Sur l'histoire de la musique

Dans « Revue musicale » (IV)  août 1828, p. 361-370 et 385-393.

Les Historiens sont, pour la plupart, des narrateurs plus ou moins exacts, qu'on estime  en raison de leurs lumières ou de leur bonne foi, mais qui sont presque toujours dépourvus de la pénétration nécessaire pour saisir l'ensemble de leur sujet, et pour aller au-delà des apparences. Les chroniques ne manquent pas ; mais on a peu d'histoires véritables. Lorsqu'il s'agit des peuples, le talent de peindre les mœurs et de présenter les événements sous des couleurs vraies ou vraisemblables suffit pour satisfaire le lecteur : ce talent est fort rare ; mais dans l'histoire des sciences et des arts, c'est autre chose : celui qui entreprend de l'écrire doit être aussi narrateur ; mais ce n'est là qu'une faible partie de sa tâche. Ne pouvant peindre à grands traits des objets vagues et indéterminés, il est forcé d'avoir recours à des analyses délicates, et de rattacher par des analogies prises de loin, des objets en apparence étrangers l'un à l'autre. Il ne lui suffit pas de savoir beaucoup, d'avoir étudié toutes les parties de l'art dont il veut être l'historien, de connaître à fond les époques et les faits ; il faut encore qu'il conçoive l'enchaînement de ces mêmes faits dans un vaste mouvement régulier, comme l'a fait Winckelmann dans son Histoire de l'art chez les anciens. Mais  ce que Winckelmann a si heureusement exécuté pour les arts du dessin, personne ne l'a fait jusqu'ici pour la musique : c'est ce qui sera démontré jusqu'à l'évidence dans l'examen que je vais faire des divers ouvrages qu'on possède sur cette matière.
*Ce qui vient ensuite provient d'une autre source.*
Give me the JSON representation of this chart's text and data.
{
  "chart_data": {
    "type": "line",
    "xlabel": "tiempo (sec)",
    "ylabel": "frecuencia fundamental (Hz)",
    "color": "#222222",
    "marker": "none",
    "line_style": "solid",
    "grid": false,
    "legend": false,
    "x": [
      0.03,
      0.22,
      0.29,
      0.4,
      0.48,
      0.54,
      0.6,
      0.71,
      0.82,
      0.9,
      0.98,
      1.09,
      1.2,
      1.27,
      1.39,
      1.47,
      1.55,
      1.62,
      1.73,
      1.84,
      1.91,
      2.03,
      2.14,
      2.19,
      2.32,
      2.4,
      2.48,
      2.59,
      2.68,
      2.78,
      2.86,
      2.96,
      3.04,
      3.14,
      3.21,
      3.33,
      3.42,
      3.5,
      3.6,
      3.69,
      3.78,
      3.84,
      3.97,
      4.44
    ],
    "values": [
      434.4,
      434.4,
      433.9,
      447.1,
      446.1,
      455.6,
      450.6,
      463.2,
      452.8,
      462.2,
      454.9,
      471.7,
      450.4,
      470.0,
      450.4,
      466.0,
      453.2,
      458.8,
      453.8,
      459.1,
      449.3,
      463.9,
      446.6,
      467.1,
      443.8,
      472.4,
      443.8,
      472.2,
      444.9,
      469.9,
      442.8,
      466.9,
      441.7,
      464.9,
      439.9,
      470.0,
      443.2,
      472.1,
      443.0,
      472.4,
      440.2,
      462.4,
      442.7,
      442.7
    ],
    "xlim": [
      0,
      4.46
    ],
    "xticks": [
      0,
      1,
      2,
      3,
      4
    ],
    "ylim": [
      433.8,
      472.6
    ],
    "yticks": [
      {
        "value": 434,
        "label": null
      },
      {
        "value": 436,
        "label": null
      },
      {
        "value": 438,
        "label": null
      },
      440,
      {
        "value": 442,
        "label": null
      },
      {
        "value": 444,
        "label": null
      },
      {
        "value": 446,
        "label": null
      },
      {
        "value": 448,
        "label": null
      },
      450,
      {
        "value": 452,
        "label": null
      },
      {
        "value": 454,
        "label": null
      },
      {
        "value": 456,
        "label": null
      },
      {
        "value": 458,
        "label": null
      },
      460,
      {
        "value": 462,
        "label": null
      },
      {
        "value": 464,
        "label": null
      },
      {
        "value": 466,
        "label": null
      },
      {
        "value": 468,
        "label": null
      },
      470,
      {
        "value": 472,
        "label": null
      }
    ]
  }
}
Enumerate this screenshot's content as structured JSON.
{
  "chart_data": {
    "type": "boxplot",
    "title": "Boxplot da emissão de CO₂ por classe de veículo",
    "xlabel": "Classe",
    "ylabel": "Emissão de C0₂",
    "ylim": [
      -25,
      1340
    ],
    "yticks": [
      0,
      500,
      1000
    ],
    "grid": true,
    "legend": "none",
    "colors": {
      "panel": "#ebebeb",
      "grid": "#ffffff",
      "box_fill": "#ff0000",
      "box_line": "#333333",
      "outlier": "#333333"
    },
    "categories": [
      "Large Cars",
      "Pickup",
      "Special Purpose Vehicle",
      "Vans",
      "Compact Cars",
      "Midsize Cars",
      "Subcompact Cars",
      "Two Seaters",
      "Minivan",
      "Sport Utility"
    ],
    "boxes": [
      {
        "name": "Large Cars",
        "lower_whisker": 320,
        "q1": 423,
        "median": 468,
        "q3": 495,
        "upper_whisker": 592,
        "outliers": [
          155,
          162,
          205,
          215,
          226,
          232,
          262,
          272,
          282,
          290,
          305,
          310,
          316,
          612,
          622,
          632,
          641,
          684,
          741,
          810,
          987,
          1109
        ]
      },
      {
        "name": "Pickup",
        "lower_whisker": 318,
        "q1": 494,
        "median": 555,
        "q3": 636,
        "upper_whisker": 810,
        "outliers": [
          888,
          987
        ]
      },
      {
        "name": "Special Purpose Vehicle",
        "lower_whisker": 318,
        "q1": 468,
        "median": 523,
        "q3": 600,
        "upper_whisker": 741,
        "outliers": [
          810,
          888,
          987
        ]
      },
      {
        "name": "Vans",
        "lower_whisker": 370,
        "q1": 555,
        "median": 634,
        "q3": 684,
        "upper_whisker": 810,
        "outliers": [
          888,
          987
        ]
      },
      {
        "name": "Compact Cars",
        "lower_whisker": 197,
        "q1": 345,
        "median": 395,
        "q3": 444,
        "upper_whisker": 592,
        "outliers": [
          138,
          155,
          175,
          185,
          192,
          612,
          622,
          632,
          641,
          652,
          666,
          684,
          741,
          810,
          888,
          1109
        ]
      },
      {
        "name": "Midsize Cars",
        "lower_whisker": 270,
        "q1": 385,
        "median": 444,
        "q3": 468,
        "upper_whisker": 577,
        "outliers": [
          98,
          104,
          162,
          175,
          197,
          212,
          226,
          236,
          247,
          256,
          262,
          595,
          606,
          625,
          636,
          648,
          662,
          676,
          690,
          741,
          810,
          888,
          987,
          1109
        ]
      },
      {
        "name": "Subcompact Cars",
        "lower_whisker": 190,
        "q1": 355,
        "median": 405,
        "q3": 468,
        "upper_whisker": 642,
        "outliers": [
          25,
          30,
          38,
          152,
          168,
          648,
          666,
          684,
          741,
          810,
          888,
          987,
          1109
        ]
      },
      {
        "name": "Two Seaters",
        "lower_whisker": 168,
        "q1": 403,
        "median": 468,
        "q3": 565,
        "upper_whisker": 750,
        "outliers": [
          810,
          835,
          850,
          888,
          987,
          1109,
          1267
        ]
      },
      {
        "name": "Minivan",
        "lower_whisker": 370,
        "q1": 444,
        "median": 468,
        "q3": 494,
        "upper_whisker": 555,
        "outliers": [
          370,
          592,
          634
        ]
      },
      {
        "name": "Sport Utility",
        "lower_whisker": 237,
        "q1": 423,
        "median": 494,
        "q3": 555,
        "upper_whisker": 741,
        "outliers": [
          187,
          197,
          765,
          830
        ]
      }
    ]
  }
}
Chez les Grecs, la musique avait tant d'importance, que, malgré sa simplicité, plusieurs auteurs en avaient écrit l'histoire. Plutarque, dans son dialogue sur la musique, cite un ouvrage d'Aristoxène qui traitait non-seulement des diverses parties de cet art, mais aussi de son histoire et de celle des musiciens. Ce livre qui avait pour titre : ωερ(?) σ(?)ιπ(η)ς, n'est pas le Traité des éléments harmoniques dont nous avons des éditions, il est perdu comme ceux de plusieurs autres écrivains sur la même matière, dont on trouve la liste dans le Banquet des savans d'Athénée.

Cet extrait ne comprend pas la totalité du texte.